Il Mali potrebbe quindi entrare in una fase di difficile governabilita’ dovuta alla campagna asimmetrica che potrebbe essere lanciata dal Movimento per l’Unitá e la Jihad in Africa Occidentale (MAJAO) e Al-Qaida in nel Maghreb Islamico (AQMI) dalle loro basi nel deserto. Tale scenario dovrebbe preoccupare l’Unione Europea non solo perche’ la stabilita’ del Mali e’ minacciata dalle scorribande delle forze ribelli, ma anche perche’ l’instabilita’ potrebbe avere conseguenze anche sulla tenuta dei Paesi confinanti.

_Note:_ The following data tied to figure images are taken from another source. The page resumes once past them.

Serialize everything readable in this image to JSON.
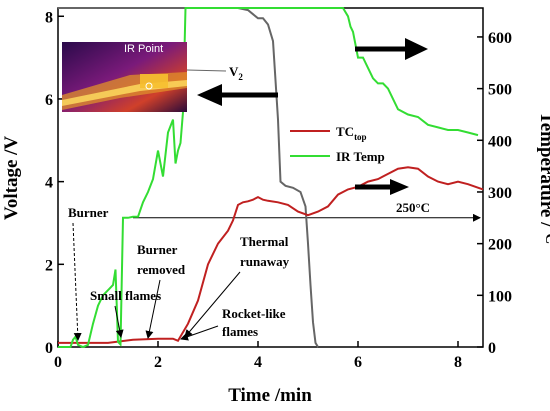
{
  "chart_data": {
    "type": "line",
    "xlabel": "Time /min",
    "ylabel_left": "Voltage /V",
    "ylabel_right_main": "Temperature /",
    "ylabel_right_unit": "°C",
    "xlim": [
      0,
      8.5
    ],
    "ylim_left": [
      0,
      8.2
    ],
    "ylim_right": [
      0,
      656
    ],
    "x_ticks": [
      0,
      2,
      4,
      6,
      8
    ],
    "y_left_ticks": [
      0,
      2,
      4,
      6,
      8
    ],
    "y_right_ticks": [
      0,
      100,
      200,
      300,
      400,
      500,
      600
    ],
    "legend": {
      "placement": "center-right",
      "entries": [
        "TC",
        "IR Temp"
      ],
      "tc_subscript": "top"
    },
    "series": [
      {
        "name": "V",
        "subscript": "2",
        "axis": "left",
        "color": "#666666",
        "x": [
          0.0,
          0.5,
          1.0,
          1.5,
          2.0,
          2.5,
          3.0,
          3.5,
          3.6,
          3.8,
          3.9,
          4.0,
          4.1,
          4.2,
          4.3,
          4.4,
          4.45,
          4.55,
          4.7,
          4.85,
          4.95,
          5.0,
          5.05,
          5.1,
          5.15,
          5.2
        ],
        "values": [
          8.2,
          8.2,
          8.2,
          8.2,
          8.2,
          8.2,
          8.2,
          8.2,
          8.2,
          8.15,
          8.05,
          7.95,
          7.95,
          7.8,
          7.4,
          5.5,
          4.0,
          3.9,
          3.85,
          3.75,
          3.4,
          2.5,
          1.5,
          0.6,
          0.1,
          0.0
        ]
      },
      {
        "name": "TC",
        "subscript": "top",
        "axis": "right",
        "color": "#c02020",
        "x": [
          0.0,
          0.5,
          1.0,
          1.5,
          2.0,
          2.3,
          2.4,
          2.6,
          2.8,
          3.0,
          3.2,
          3.4,
          3.5,
          3.6,
          3.7,
          3.8,
          3.9,
          4.0,
          4.1,
          4.2,
          4.4,
          4.6,
          4.8,
          5.0,
          5.2,
          5.4,
          5.6,
          5.8,
          6.0,
          6.2,
          6.4,
          6.6,
          6.8,
          7.0,
          7.2,
          7.4,
          7.6,
          7.8,
          8.0,
          8.2,
          8.5
        ],
        "values": [
          8,
          8,
          8,
          14,
          16,
          16,
          12,
          45,
          90,
          160,
          200,
          225,
          245,
          275,
          280,
          282,
          285,
          290,
          285,
          283,
          280,
          275,
          262,
          255,
          262,
          272,
          295,
          305,
          310,
          320,
          325,
          335,
          345,
          348,
          345,
          330,
          320,
          315,
          320,
          315,
          305
        ]
      },
      {
        "name": "IR Temp",
        "axis": "right",
        "color": "#33dd33",
        "x": [
          0.0,
          0.25,
          0.3,
          0.35,
          0.4,
          0.5,
          0.6,
          0.7,
          0.8,
          0.9,
          1.0,
          1.1,
          1.15,
          1.2,
          1.25,
          1.3,
          1.4,
          1.5,
          1.6,
          1.7,
          1.8,
          1.9,
          2.0,
          2.1,
          2.2,
          2.3,
          2.35,
          2.4,
          2.45,
          2.5,
          2.55,
          2.6,
          3.0,
          3.5,
          4.0,
          4.5,
          5.0,
          5.5,
          5.7,
          5.8,
          5.85,
          5.9,
          6.0,
          6.1,
          6.2,
          6.3,
          6.4,
          6.5,
          6.6,
          6.8,
          7.0,
          7.2,
          7.4,
          7.6,
          7.8,
          8.0,
          8.2,
          8.4
        ],
        "values": [
          0,
          0,
          14,
          20,
          4,
          0,
          4,
          45,
          80,
          100,
          110,
          120,
          150,
          10,
          5,
          250,
          250,
          252,
          252,
          280,
          300,
          325,
          380,
          330,
          415,
          440,
          355,
          380,
          395,
          455,
          656,
          656,
          656,
          656,
          656,
          656,
          656,
          656,
          656,
          640,
          620,
          610,
          560,
          560,
          540,
          520,
          510,
          510,
          500,
          460,
          450,
          445,
          430,
          425,
          420,
          420,
          415,
          410
        ]
      }
    ],
    "reference_line": {
      "y": 250,
      "label": "250°C",
      "x_from": 1.5,
      "x_to": 8.5
    },
    "annotations": [
      {
        "text": "Burner",
        "x": 0.4,
        "y_left": 0.25
      },
      {
        "text": "Small flames",
        "x": 1.15,
        "y_left": 0.3
      },
      {
        "text": "Burner",
        "x": 1.6,
        "y_left": 0.3
      },
      {
        "text": "removed",
        "x": 1.6,
        "y_left": 0.3
      },
      {
        "text": "Thermal",
        "x": 2.6,
        "y_left": 0.25
      },
      {
        "text": "runaway",
        "x": 2.6,
        "y_left": 0.25
      },
      {
        "text": "Rocket-like",
        "x": 2.3,
        "y_left": 0.25
      },
      {
        "text": "flames",
        "x": 2.3,
        "y_left": 0.25
      }
    ],
    "inset": {
      "label": "IR Point"
    },
    "grid": false
  },
  "colors": {
    "v2": "#666666",
    "tc": "#c02020",
    "ir": "#33dd33",
    "arrow": "#000000"
  }
}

La sponda sud del Mediterraneo e’ in grande fermento. La Tunisia, la Libia e l’Egitto stanno avendo forti turbolenze sulla strada del consolidamento democratico avviato con le rivolte della primavera araba e queste tensioni pongono gia’ piu’ di un problema alla sicurezza europea. Pero’ la minaccia piu’ grande potrebbe venire dalla possibilita’ per gruppi terroristici di sfruttare le deboli istituzioni statali del Mali per lanciare attacchi diretti in territorio europeo, oppure per ispirare le frange piu’ radicali dei movimenti islamici in Europa ad intepretare l’intervento in Mali come una guerra contro l’Islam. L’attacco di questa estate a Sofia, per il quale si teme la mano di Hezbollah, e’ un campanello d’allarme importante che l’Unione Europea non dovrebbe sottovalutare.